Georgia’s surplus from the 2013 is relatively small, as it turns out, slightly rebuilding the state’s reserves, while doing nothing to free up additional money for next year’s budget. That is the key take away from the State Accounting Office’s final report showing the official 2013 revenue surplus and the preliminary numbers for the Revenue Shortfall Reserve, or “rainy day fund.
At the end of the 2013 fiscal year, Georgia showed a $302 million revenue surplus. By law, all of that money is deposited in the rainy day fund, which increases it to $682 million. Although the state agency surplus of unspent, or lapsed funds, is yet to be calculated by the state auditor, I expect the total will be in the $50 to $100 million range. That will mean a state reserves somewhere between $730 million and $780 million heading into the 2014 legislative session in January.
Up to $183 million of the reserve fund can be appropriated when the Legislature amends the 2014 budget next year. But the money can only be used to pay for increased K-12 education needs, basically paying for student growth not accounted for when lawmakers developed the budget last March. Assuming the governor includes all $183 million in his amended 2014 budget revenue estimate, the reserve fund balance will settle between $550 million and $600 million.
Even with the additional money, Georgia’s reserves are still relatively low in the context of a $19.9 billion state budget. In 2002, reserves were enough to cover about 18 days of state operations. Before the 2007 recession the rainy day fund could cover 30 days of state expenses. Georgia’s current reserves can only run the state for 12 days. The lower the level of reserves, the larger the budget cuts to education and health care when the inevitable next recession happens.
A healthy reserve fund is important for Georgia to maintain its AAA bond rating, which allows the state to obtain the best interest rates when it sells bonds. Low rates save the state tens of millions of dollars. The main purpose of maintaining a rainy day fund is to sustain state services during tough economic times.
It is important to remember that the General Assembly cannot appropriate funds to build reserves. The only way to increase the Revenue Shortfall Reserve is through an end of the year surplus, which is automatically transferred to it by the State Auditor. A surplus should be part of an overall fiscal plan of the state as the governor develops his revenue estimates for the 2014 and 2015 fiscal years.
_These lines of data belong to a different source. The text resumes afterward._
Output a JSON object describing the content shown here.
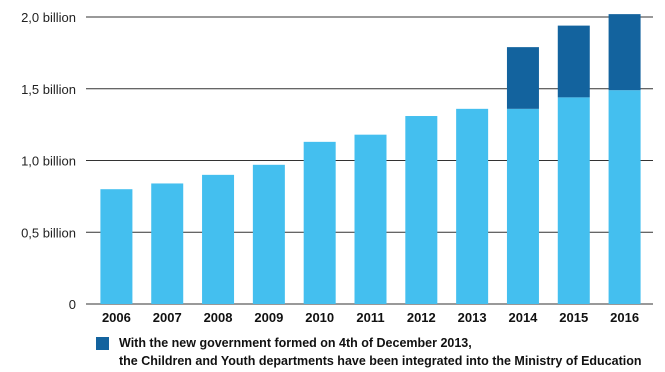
{
  "chart_data": {
    "type": "bar",
    "stacked": true,
    "categories": [
      "2006",
      "2007",
      "2008",
      "2009",
      "2010",
      "2011",
      "2012",
      "2013",
      "2014",
      "2015",
      "2016"
    ],
    "series": [
      {
        "values": [
          0.8,
          0.84,
          0.9,
          0.97,
          1.13,
          1.18,
          1.31,
          1.36,
          1.36,
          1.44,
          1.49
        ],
        "color": "#44bfef"
      },
      {
        "name": "With the new government formed on 4th of December 2013, the Children and Youth departments have been integrated into the Ministry of Education",
        "values": [
          0,
          0,
          0,
          0,
          0,
          0,
          0,
          0,
          0.43,
          0.5,
          0.53
        ],
        "color": "#13639e"
      }
    ],
    "yticks": [
      {
        "value": 0,
        "label": "0"
      },
      {
        "value": 0.5,
        "label": "0,5 billion"
      },
      {
        "value": 1.0,
        "label": "1,0 billion"
      },
      {
        "value": 1.5,
        "label": "1,5 billion"
      },
      {
        "value": 2.0,
        "label": "2,0 billion"
      }
    ],
    "ylim": [
      0,
      2.0
    ],
    "grid": true,
    "legend_position": "bottom"
  },
  "legend": {
    "line1": "With the new government formed on 4th of December 2013,",
    "line2": "the Children and Youth departments have been integrated into the Ministry of Education"
  }
}
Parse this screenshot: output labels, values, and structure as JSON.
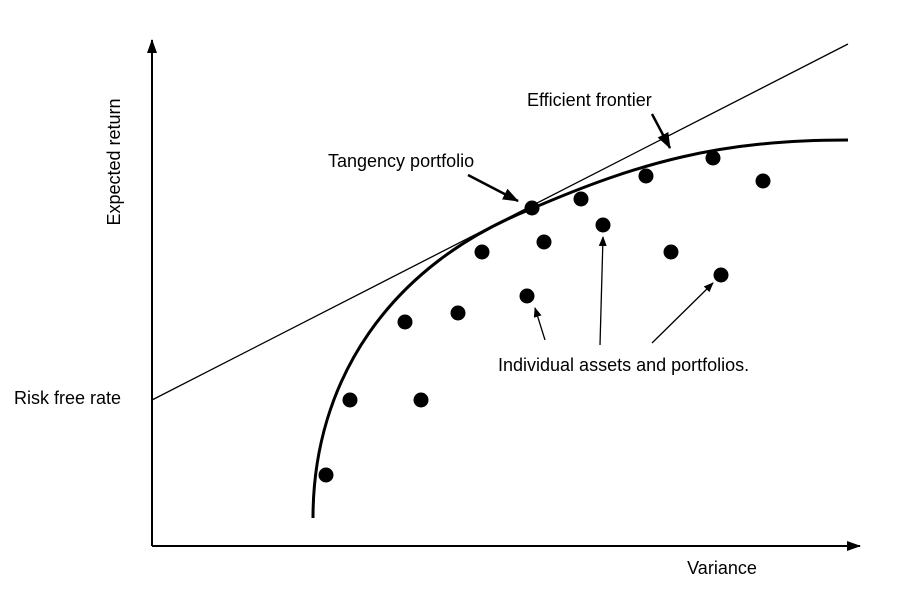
{
  "labels": {
    "y_axis": "Expected return",
    "x_axis": "Variance",
    "risk_free_rate": "Risk free rate",
    "efficient_frontier": "Efficient frontier",
    "tangency_portfolio": "Tangency portfolio",
    "individual_assets": "Individual assets and portfolios."
  },
  "colors": {
    "ink": "#000000",
    "background": "#ffffff"
  }
}
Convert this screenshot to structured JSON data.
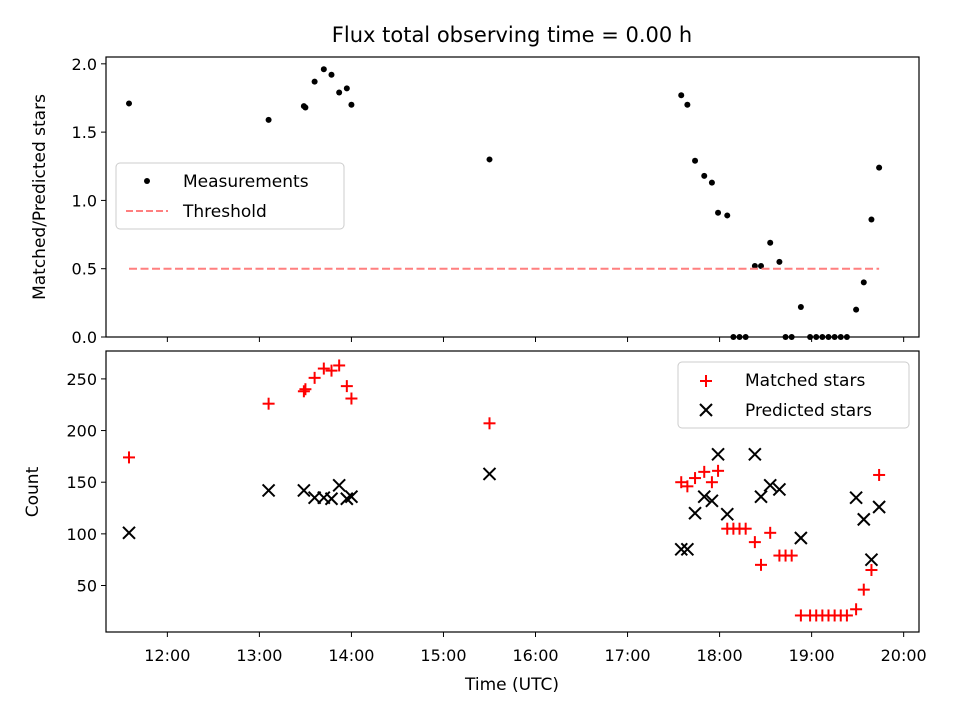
{
  "figure": {
    "title": "Flux total observing time = 0.00 h"
  },
  "chart_data": [
    {
      "type": "scatter",
      "ylabel": "Matched/Predicted stars",
      "xlabel": "",
      "xlim": [
        "11:20",
        "20:10"
      ],
      "ylim": [
        0,
        2.05
      ],
      "yticks": [
        0.0,
        0.5,
        1.0,
        1.5,
        2.0
      ],
      "ytick_labels": [
        "0.0",
        "0.5",
        "1.0",
        "1.5",
        "2.0"
      ],
      "grid": false,
      "legend": "center-left",
      "series": [
        {
          "name": "Measurements",
          "marker": "dot",
          "color": "#000000",
          "points": [
            [
              "11:35",
              1.71
            ],
            [
              "13:06",
              1.59
            ],
            [
              "13:29",
              1.69
            ],
            [
              "13:30",
              1.68
            ],
            [
              "13:36",
              1.87
            ],
            [
              "13:42",
              1.96
            ],
            [
              "13:47",
              1.92
            ],
            [
              "13:52",
              1.79
            ],
            [
              "13:57",
              1.82
            ],
            [
              "14:00",
              1.7
            ],
            [
              "15:30",
              1.3
            ],
            [
              "17:35",
              1.77
            ],
            [
              "17:39",
              1.7
            ],
            [
              "17:44",
              1.29
            ],
            [
              "17:50",
              1.18
            ],
            [
              "17:55",
              1.13
            ],
            [
              "17:59",
              0.91
            ],
            [
              "18:05",
              0.89
            ],
            [
              "18:09",
              0.0
            ],
            [
              "18:13",
              0.0
            ],
            [
              "18:17",
              0.0
            ],
            [
              "18:23",
              0.52
            ],
            [
              "18:27",
              0.52
            ],
            [
              "18:33",
              0.69
            ],
            [
              "18:39",
              0.55
            ],
            [
              "18:43",
              0.0
            ],
            [
              "18:47",
              0.0
            ],
            [
              "18:53",
              0.22
            ],
            [
              "18:59",
              0.0
            ],
            [
              "19:03",
              0.0
            ],
            [
              "19:07",
              0.0
            ],
            [
              "19:11",
              0.0
            ],
            [
              "19:15",
              0.0
            ],
            [
              "19:19",
              0.0
            ],
            [
              "19:23",
              0.0
            ],
            [
              "19:29",
              0.2
            ],
            [
              "19:34",
              0.4
            ],
            [
              "19:39",
              0.86
            ],
            [
              "19:44",
              1.24
            ]
          ]
        },
        {
          "name": "Threshold",
          "type": "line",
          "style": "dashed",
          "color": "#ff7f7f",
          "points": [
            [
              "11:35",
              0.5
            ],
            [
              "19:44",
              0.5
            ]
          ]
        }
      ]
    },
    {
      "type": "scatter",
      "ylabel": "Count",
      "xlabel": "Time (UTC)",
      "xlim": [
        "11:20",
        "20:10"
      ],
      "ylim": [
        5,
        277
      ],
      "yticks": [
        50,
        100,
        150,
        200,
        250
      ],
      "ytick_labels": [
        "50",
        "100",
        "150",
        "200",
        "250"
      ],
      "xticks": [
        "12:00",
        "13:00",
        "14:00",
        "15:00",
        "16:00",
        "17:00",
        "18:00",
        "19:00",
        "20:00"
      ],
      "xtick_labels": [
        "12:00",
        "13:00",
        "14:00",
        "15:00",
        "16:00",
        "17:00",
        "18:00",
        "19:00",
        "20:00"
      ],
      "grid": false,
      "legend": "top-right",
      "series": [
        {
          "name": "Matched stars",
          "marker": "plus",
          "color": "#ff0000",
          "points": [
            [
              "11:35",
              174
            ],
            [
              "13:06",
              226
            ],
            [
              "13:29",
              238
            ],
            [
              "13:30",
              240
            ],
            [
              "13:36",
              251
            ],
            [
              "13:42",
              260
            ],
            [
              "13:47",
              258
            ],
            [
              "13:52",
              263
            ],
            [
              "13:57",
              243
            ],
            [
              "14:00",
              231
            ],
            [
              "15:30",
              207
            ],
            [
              "17:35",
              150
            ],
            [
              "17:39",
              146
            ],
            [
              "17:44",
              154
            ],
            [
              "17:50",
              160
            ],
            [
              "17:55",
              150
            ],
            [
              "17:59",
              161
            ],
            [
              "18:05",
              105
            ],
            [
              "18:09",
              105
            ],
            [
              "18:13",
              105
            ],
            [
              "18:17",
              105
            ],
            [
              "18:23",
              92
            ],
            [
              "18:27",
              70
            ],
            [
              "18:33",
              101
            ],
            [
              "18:39",
              79
            ],
            [
              "18:43",
              79
            ],
            [
              "18:47",
              79
            ],
            [
              "18:53",
              21
            ],
            [
              "18:59",
              21
            ],
            [
              "19:03",
              21
            ],
            [
              "19:07",
              21
            ],
            [
              "19:11",
              21
            ],
            [
              "19:15",
              21
            ],
            [
              "19:19",
              21
            ],
            [
              "19:23",
              21
            ],
            [
              "19:29",
              27
            ],
            [
              "19:34",
              46
            ],
            [
              "19:39",
              65
            ],
            [
              "19:44",
              157
            ]
          ]
        },
        {
          "name": "Predicted stars",
          "marker": "x",
          "color": "#000000",
          "points": [
            [
              "11:35",
              101
            ],
            [
              "13:06",
              142
            ],
            [
              "13:29",
              142
            ],
            [
              "13:36",
              135
            ],
            [
              "13:42",
              135
            ],
            [
              "13:47",
              134
            ],
            [
              "13:52",
              147
            ],
            [
              "13:57",
              134
            ],
            [
              "14:00",
              136
            ],
            [
              "15:30",
              158
            ],
            [
              "17:35",
              85
            ],
            [
              "17:39",
              85
            ],
            [
              "17:44",
              120
            ],
            [
              "17:50",
              136
            ],
            [
              "17:55",
              132
            ],
            [
              "17:59",
              177
            ],
            [
              "18:05",
              119
            ],
            [
              "18:23",
              177
            ],
            [
              "18:27",
              136
            ],
            [
              "18:33",
              147
            ],
            [
              "18:39",
              143
            ],
            [
              "18:53",
              96
            ],
            [
              "19:29",
              135
            ],
            [
              "19:34",
              114
            ],
            [
              "19:39",
              75
            ],
            [
              "19:44",
              126
            ]
          ]
        }
      ]
    }
  ]
}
The more conservative the revenue estimate, the bigger the potential end of the year surplus. This dynamic should limit the governor’s options as he develops the 2015 fiscal year budget.
The status and importance of the state’s reserves needs to be considered as tax policy changes are weighed during the upcoming session of the General Assembly. To be sure, election year tax cuts will subtract money available for education, healthcare, and public safety. But ax legislation that decreases state revenues in the 2014 and 2015 fiscal years will also damage the health of the state’s rainy day fund.
The latest snapshot of the state’s reserves is another sign of the revenue problems Georgia still faces. The revenue structure combines with modest revenue growth to leave the state unable to meet the basic needs of Georgians. One billion dollars in formula cuts to education are assumed as a given each year. Basic health, safety and regulatory functions of state government have been cut to the bone and are now accepted as permanent. On top of that, the state needs to rebuild its financial cushion before the next recession hits.
These are compelling reasons for an honest discussion of ways Georgia will address the revenue needs of the state and how to reform the tax system to get the state on the right path.